What does the transcript suggest about reasoning improvements and RL training scale?
Review Questions
- How do mixture-of-experts activation (17B active out of 397B total) and the number of experts (512) jointly affect deployment tradeoffs?
- Which two changes are credited with Qwen 3.5’s decoding speed gains at 256k context, and how do they relate to memory usage and prediction style?
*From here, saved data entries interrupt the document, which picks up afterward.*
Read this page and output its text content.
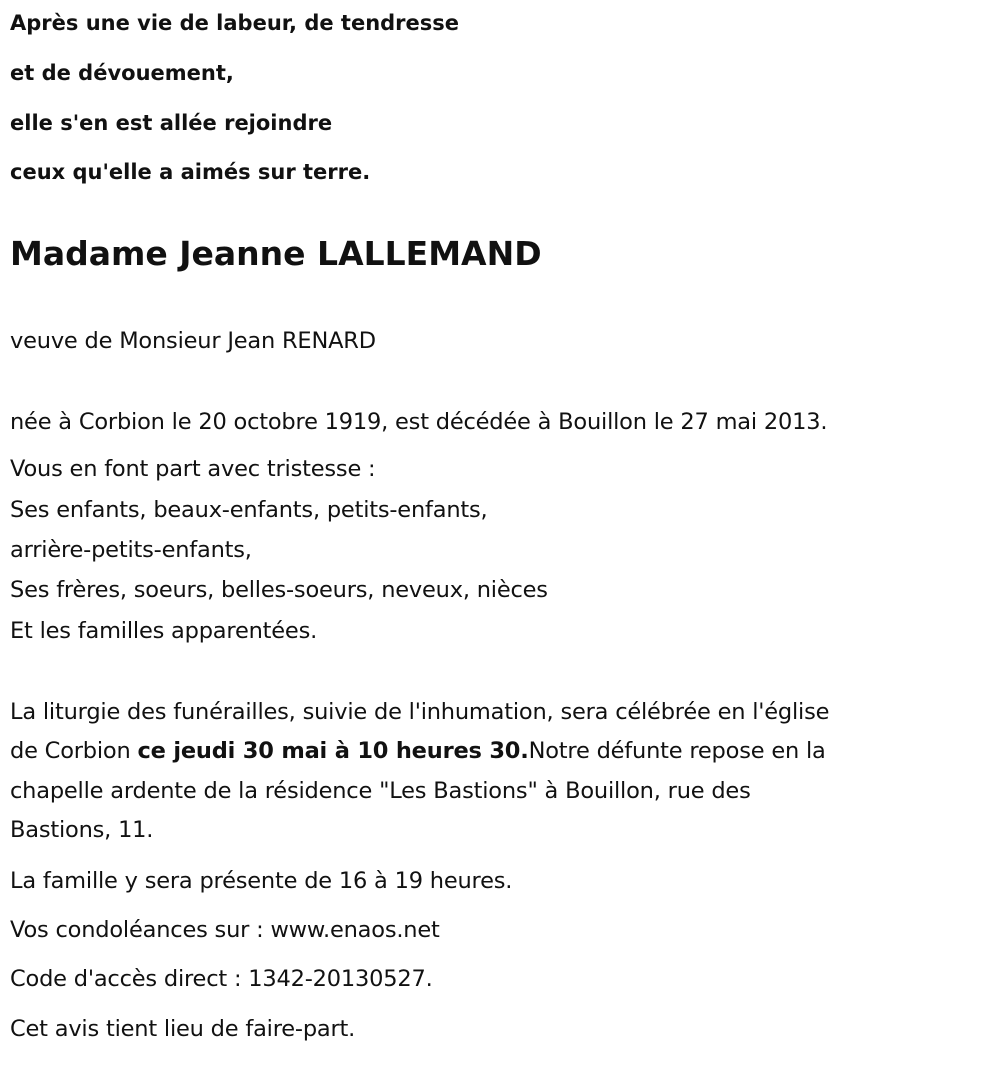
Après une vie de labeur, de tendresse
et de dévouement,
elle s'en est allée rejoindre
ceux qu'elle a aimés sur terre.
Madame Jeanne LALLEMAND
veuve de Monsieur Jean RENARD
née à Corbion le 20 octobre 1919, est décédée à Bouillon le 27 mai 2013.
Vous en font part avec tristesse :
Ses enfants, beaux-enfants, petits-enfants,
arrière-petits-enfants,
Ses frères, soeurs, belles-soeurs, neveux, nièces
Et les familles apparentées.
La liturgie des funérailles, suivie de l'inhumation, sera célébrée en l'église
de Corbion ce jeudi 30 mai à 10 heures 30.Notre défunte repose en la
chapelle ardente de la résidence "Les Bastions" à Bouillon, rue des
Bastions, 11.
La famille y sera présente de 16 à 19 heures.
Vos condoléances sur : www.enaos.net
Code d'accès direct : 1342-20130527.
Cet avis tient lieu de faire-part.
- Why might a larger tokenizer vocabulary (250K) improve multilingual performance compared with a smaller tokenizer (e.g., 32K) for non-Western languages?
Key Points
- 1
Qwen 3.5 is a 397B mixture-of-experts model with 17B active parameters, aiming to deliver high capability without activating the full parameter set each token.
- 2
The transcript reports up to a 19x decoding speed boost at 256k context versus Qwen 3 Max thinking, and 7.2x faster versus a smaller Qwen 3.235B model.
- 3
Qwen 3.5 uses 512 experts (up from 128 in Qwen 3), continuing the trend toward more specialized expert routing.
- 4
Vision performance is positioned as a core strength because the model is multimodal from scratch (trained on text and images), not via a bolted-on encoder.
- 5
Speed and long-context efficiency are linked to a Qwen 3 Next attention system plus a shift from single-token autoregressive prediction to multi-token prediction.
- 6
Multilingual coverage expands to over 200 languages and dialects, supported by a 250K-token vocabulary designed to reduce tokenization inefficiency.
- 7
Qwen Chat provides Qwen 3.5+ with a million-token context window and tool-like demos, but real-world results can depend heavily on how providers serve the model and configuration quality.